Ce livre tente de comprendre la stagnation de la «civilisation
musulmane» dans le theologico-politique. C'est aujourd'hui,
parmi toutes les civilisations du monde, la seule exception,
puisque les pays d'Asie par exemple ont globalement réussi
leur entrée dans la modernité, parfois en gardant subtilement
leurs traditions (cf. le Japon et la Chine). L'originalité de
Redissi consiste à passer en revue les éléments de cette exception
(religieuse, politique, économique, sociale, culturelle)

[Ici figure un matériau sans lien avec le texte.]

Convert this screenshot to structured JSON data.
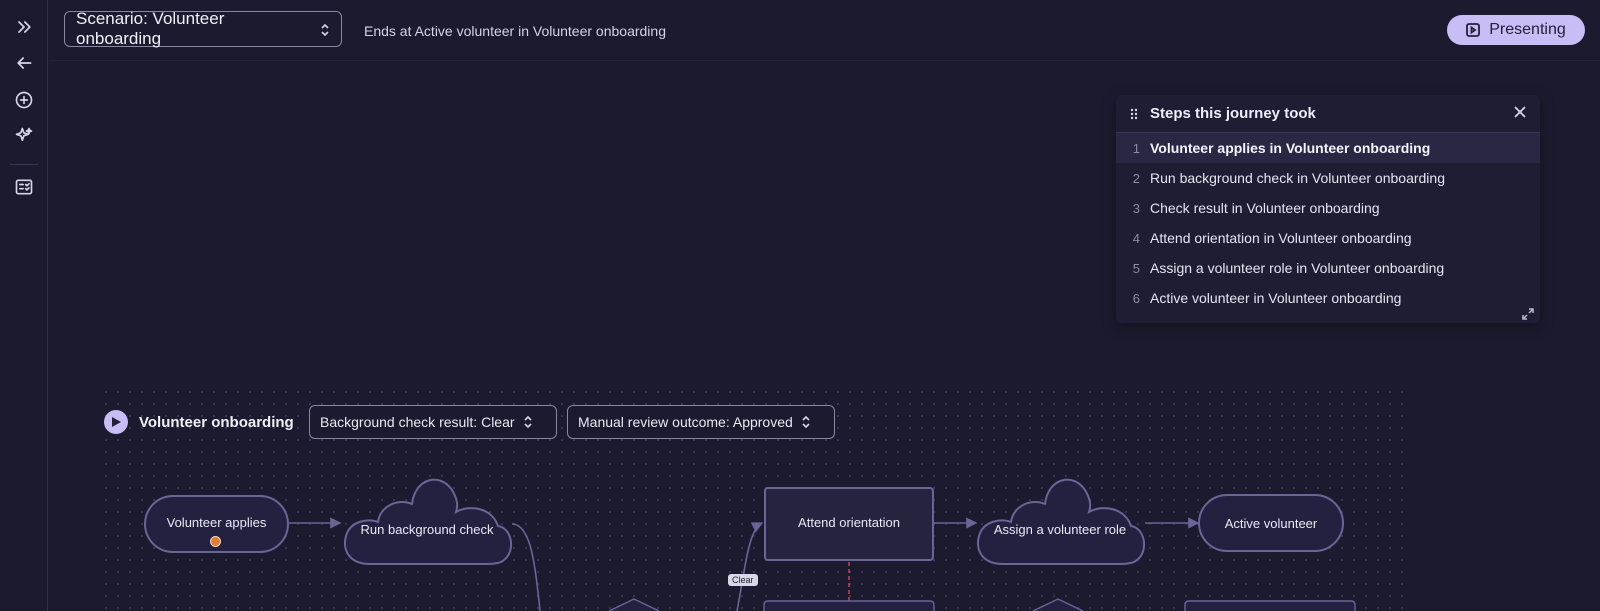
{
  "sidebar": {
    "items": [
      {
        "icon": "chevrons-right-icon"
      },
      {
        "icon": "arrow-left-icon"
      },
      {
        "icon": "plus-circle-icon"
      },
      {
        "icon": "sparkles-icon"
      },
      {
        "icon": "checklist-icon"
      }
    ]
  },
  "header": {
    "scenario_label": "Scenario: Volunteer onboarding",
    "ends_text": "Ends at Active volunteer in Volunteer onboarding",
    "present_label": "Presenting"
  },
  "steps_panel": {
    "title": "Steps this journey took",
    "active_index": 1,
    "steps": [
      {
        "num": "1",
        "label": "Volunteer applies in Volunteer onboarding"
      },
      {
        "num": "2",
        "label": "Run background check in Volunteer onboarding"
      },
      {
        "num": "3",
        "label": "Check result in Volunteer onboarding"
      },
      {
        "num": "4",
        "label": "Attend orientation in Volunteer onboarding"
      },
      {
        "num": "5",
        "label": "Assign a volunteer role in Volunteer onboarding"
      },
      {
        "num": "6",
        "label": "Active volunteer in Volunteer onboarding"
      }
    ]
  },
  "flow": {
    "title": "Volunteer onboarding",
    "selects": [
      {
        "label": "Background check result: Clear"
      },
      {
        "label": "Manual review outcome: Approved"
      }
    ],
    "nodes": {
      "volunteer_applies": "Volunteer applies",
      "run_background_check": "Run background check",
      "attend_orientation": "Attend orientation",
      "assign_role": "Assign a volunteer role",
      "active_volunteer": "Active volunteer"
    },
    "edge_label_clear": "Clear"
  },
  "colors": {
    "background": "#1c1a2e",
    "accent": "#c9bdf6",
    "node_border": "#6a6597",
    "start_dot": "#e07f36",
    "highlight_edge": "#d94a5a"
  }
}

pour montrer où elle se fixe (par exemple, dans la forme
presque toujours autoritaire du politique, ou dans les formes
patrimoniales de l'économie dominée par la rente et non
par le travail...). Surtout, il met en lumière une «erreur» qui
traverse l'islam depuis le début : l'idée que l'islam n'a aucun
problème avec la raison et la rationalité scientifique, l'idée
aussi que l'islam est laïc par définition, qu'il se concilie sans
peine avec l'économie moderne, la démocratie, etc. Il y a là
un point aveugle, sur lequel même les réformistes n'ont guère
été lucides, car les ruptures nécessaires, par exemple la séparation
de la religion et de l'État, ne s'accommodent guère de
ces visions conciliatoires, qui n'aboutissent qu'à des demimesures,
et même à une absence de mesures politiques. Faute
de payer le prix de la modernisation, les pays d'islam végètent
dans des semi-modernités, où, en dernière instance, le religieux
a toujours le dernier mot et fait peser sa chape sur les
sociétés et les individus musulmans.
Ce livre original apporte beaucoup d'informations inédites
sur la situation (sociale et éducative, par exemple) des pays
arabo-musulmans.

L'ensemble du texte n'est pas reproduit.